Título: Estado de emergência
Autor: Florença Mazza e Waleska Borges
Fonte: Jornal do Brasil, 23/01/2006, Rio, p. A13

Médicos enfrentam a revolta dos pacientes e a falta de medicamentos

Treinados para trabalhar em situações de emergência, os profissionais do Médicos Sem Fronteiras (MSF) estão acostumados a uma jornada de 12 horas, nas quais atendem uma média de 100 pacientes, vítimas de guerras ou catástrofes. Longe dos conflitos terroristas ou de desastres naturais, os médicos do Rio não vivem um dia-a-dia muito diferente. Algumas unidades de saúde do estado parecem ter sido criados no improviso de uma emergência como no terremoto de Caxemira: instalações precárias, falta de insumos básicos, de medicamentos e de pessoal. Sem contar com o fato de que muitas vezes os equipamentos como tomógrafos e aparelhos de Raios X não funcionam.

- Já fico estressado na noite anterior ao plantão. Não consigo dormir direito pois sei que vou ter um dia desgastante - relata o médico H., 54 anos, que trabalha em dois hospitais, sai de casa às 6h30 e só volta às 22h.

Ter mais de um emprego e dobrar plantões é prática comum entre os médicos. Em pesquisa do Conselho Regional de Medicina do Rio (Cremerj) feita com 940 profissionais nos anos de 1999 e 2000, 66,6% dos entrevistados afirmaram ter até três empregos para sobreviver. A sobrecarga de trabalho, confessam, os obriga, muitas vezes, a faltarem aos plantões.

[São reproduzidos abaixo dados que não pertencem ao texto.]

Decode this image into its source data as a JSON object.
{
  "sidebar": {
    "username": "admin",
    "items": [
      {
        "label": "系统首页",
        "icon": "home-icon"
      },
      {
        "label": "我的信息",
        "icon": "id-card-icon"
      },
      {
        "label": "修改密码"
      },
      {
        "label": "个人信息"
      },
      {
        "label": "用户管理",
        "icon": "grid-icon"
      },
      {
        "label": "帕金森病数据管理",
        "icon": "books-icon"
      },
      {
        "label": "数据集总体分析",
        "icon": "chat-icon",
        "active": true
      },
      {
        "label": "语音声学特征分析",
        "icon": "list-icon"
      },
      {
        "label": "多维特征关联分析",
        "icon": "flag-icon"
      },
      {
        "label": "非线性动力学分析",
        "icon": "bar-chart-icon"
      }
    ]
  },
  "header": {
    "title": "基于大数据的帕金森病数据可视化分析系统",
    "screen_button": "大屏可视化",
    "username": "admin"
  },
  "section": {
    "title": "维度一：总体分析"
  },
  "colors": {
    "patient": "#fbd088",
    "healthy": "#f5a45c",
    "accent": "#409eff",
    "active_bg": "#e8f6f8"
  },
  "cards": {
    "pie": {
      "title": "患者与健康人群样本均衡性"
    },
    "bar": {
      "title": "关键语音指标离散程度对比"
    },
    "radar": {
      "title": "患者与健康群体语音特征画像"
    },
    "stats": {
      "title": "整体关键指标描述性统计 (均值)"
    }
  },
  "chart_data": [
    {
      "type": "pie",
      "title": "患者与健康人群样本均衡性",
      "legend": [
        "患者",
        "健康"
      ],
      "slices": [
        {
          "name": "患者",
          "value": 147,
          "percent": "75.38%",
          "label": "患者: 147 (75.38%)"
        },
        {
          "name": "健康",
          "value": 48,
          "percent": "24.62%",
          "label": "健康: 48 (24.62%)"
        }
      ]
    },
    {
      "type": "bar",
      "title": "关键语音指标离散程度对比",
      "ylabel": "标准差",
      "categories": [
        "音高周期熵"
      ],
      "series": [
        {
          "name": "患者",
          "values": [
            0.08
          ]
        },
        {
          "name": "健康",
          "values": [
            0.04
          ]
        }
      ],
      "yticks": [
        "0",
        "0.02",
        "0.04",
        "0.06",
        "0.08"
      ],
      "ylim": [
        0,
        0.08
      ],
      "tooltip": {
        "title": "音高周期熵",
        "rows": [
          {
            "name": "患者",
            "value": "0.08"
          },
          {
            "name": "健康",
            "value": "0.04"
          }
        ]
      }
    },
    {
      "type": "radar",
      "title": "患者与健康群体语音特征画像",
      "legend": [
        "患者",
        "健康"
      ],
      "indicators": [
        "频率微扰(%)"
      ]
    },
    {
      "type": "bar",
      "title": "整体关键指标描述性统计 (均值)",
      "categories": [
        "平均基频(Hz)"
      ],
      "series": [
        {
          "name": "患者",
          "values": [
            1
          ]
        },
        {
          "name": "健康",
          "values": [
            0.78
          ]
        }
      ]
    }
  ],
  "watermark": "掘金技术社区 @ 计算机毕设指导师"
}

- Um médico da rede estadual hoje ganha menos de R$ 1.400 líquidos. Sabe o que ele faz para sobreviver? Vai embora do plantão e arma um esquema de revezamento com os colegas. Num plantão fica um e no seguinte outro - conta F.

Além da violência - que, conforme noticiou o JB ontem, aflige os profissionais da rede pública -, os médicos convivem com péssimas condições de trabalho e, principalmente nas emergências, superlotação.

A falta de equipamentos e materiais também colabora para o aumento da ansiedade no trabalho. H., servidor de uma unidade estadual da Zona Oeste, conta que há um ano e meio o tomógrafo do hospital está sem revelador.

- Para não operarem apenas com a imagem que memorizaram na tela do computador, os médicos fotografam com uma câmera digital e levam a máquina para cirurgia - conta H.

O presidente do Conselho Regional de Medicina do Rio (Cremerj), Paulo Geraldes, lembra que os médicos acabam sendo responsabilizado pelas mazelas do sistema.

- A população acusa o médico sem razão, pois não é dele a culpa - resume.

I., que trabalhou por mais dez anos numa emergência da Zona Oeste, conheceu na pele a fúria dos parentes de pacientes:

- As pessoas querem entrar de qualquer maneira. Elas não acreditam no médico, que fica entre as autoridades e o povo. Nós somos a escória do mundo, tudo estoura nas nossas mãos. Se morre uma pessoa, até eu explicar para o parente que o tomógrafo estava quebrado já fui agredido.